My current utilization level in [indiscernible]. The plant utilization is 100% -- efficiency of plant may be around 88%, 89% as other players are all running at same efficiency, but utilization is 100%. [Foreign Language], otherwise plants are running at 100% capacity.

Unknown Analyst

analyst
#49

Okay. And sir, can you throw some more light on the global market? How is it different from last 2 quarters, especially U.S. and Europe?

Avinash Bhargava

executive
#50

If you will talk about the international market, China has overtaken India to become top buyer. For Egyptian cotton in '22, extra long, since this -- extra long fibers and smooth yarns, smooth yarn feature is available with Egyptian yarn.
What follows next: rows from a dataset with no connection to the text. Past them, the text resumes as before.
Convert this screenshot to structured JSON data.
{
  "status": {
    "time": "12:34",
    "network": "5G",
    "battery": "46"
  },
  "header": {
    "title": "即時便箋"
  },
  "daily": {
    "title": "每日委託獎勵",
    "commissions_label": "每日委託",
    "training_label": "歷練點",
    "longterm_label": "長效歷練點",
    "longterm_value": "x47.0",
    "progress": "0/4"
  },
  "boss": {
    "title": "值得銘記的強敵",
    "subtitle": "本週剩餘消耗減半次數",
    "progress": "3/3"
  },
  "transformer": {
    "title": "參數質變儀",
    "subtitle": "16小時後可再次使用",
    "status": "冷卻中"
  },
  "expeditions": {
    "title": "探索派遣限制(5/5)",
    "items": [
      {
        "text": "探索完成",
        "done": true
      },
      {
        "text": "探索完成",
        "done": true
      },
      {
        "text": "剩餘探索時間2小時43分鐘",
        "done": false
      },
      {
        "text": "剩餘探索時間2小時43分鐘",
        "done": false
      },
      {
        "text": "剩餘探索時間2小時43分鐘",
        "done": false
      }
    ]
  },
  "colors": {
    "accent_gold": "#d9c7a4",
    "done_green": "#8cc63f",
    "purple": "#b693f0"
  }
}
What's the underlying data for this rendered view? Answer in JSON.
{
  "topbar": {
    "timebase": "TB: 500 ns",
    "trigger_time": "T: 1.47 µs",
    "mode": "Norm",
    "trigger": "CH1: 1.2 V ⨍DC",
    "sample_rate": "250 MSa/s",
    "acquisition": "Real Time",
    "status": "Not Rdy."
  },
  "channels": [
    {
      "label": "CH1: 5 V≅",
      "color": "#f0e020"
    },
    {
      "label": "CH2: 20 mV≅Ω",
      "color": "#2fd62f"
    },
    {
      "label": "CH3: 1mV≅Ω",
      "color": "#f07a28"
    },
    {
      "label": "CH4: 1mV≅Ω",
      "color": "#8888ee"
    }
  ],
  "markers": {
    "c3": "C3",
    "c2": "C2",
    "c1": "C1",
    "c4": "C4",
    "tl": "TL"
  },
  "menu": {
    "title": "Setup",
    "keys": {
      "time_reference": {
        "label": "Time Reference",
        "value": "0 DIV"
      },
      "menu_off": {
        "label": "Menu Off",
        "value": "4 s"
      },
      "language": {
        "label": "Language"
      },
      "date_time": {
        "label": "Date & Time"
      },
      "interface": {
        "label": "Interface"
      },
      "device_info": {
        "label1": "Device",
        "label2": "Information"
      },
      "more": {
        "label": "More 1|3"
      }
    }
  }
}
The China has overtaken the India, and there is -- China's yarn export to India doubled in first quarter, and it is around $349 million, and -- and in terms of the [indiscernible] up by 33%. Bangladesh export garment growth in May [indiscernible] 8%. If we talk about Turkey, which is major player, in case of April, Turkey export April declined by 6.5% in January to April. But [indiscernible] predicts that decline in revenue of Indian fashion retailers in FY '24.

Operator

operator
#51

Ladies and gentlemen, that is the last question. I now hand the conference over to the management for their closing comments.

Avinash Bhargava

executive
#52

Thank you so much. I think it was the last question from your side?

Operator

operator
#53

Yes, sir.

Avinash Bhargava

executive
#54

Thank you so much. Thank you so much for your time and patient support.

Operator

operator
#55

Thank you, members of the management team. Ladies and...

Avinash Bhargava

executive
#56

Thank you from Mr. Surender Gupta also, he's sitting with me. He is company secretary of RSWM Limited. Thank you so much.

Operator

operator
#57

Thank you, sir. Ladies and gentlemen, on behalf of RSWM Limited, that concludes this conference call. Thank you for joining us, and you may now disconnect your lines. Thank you.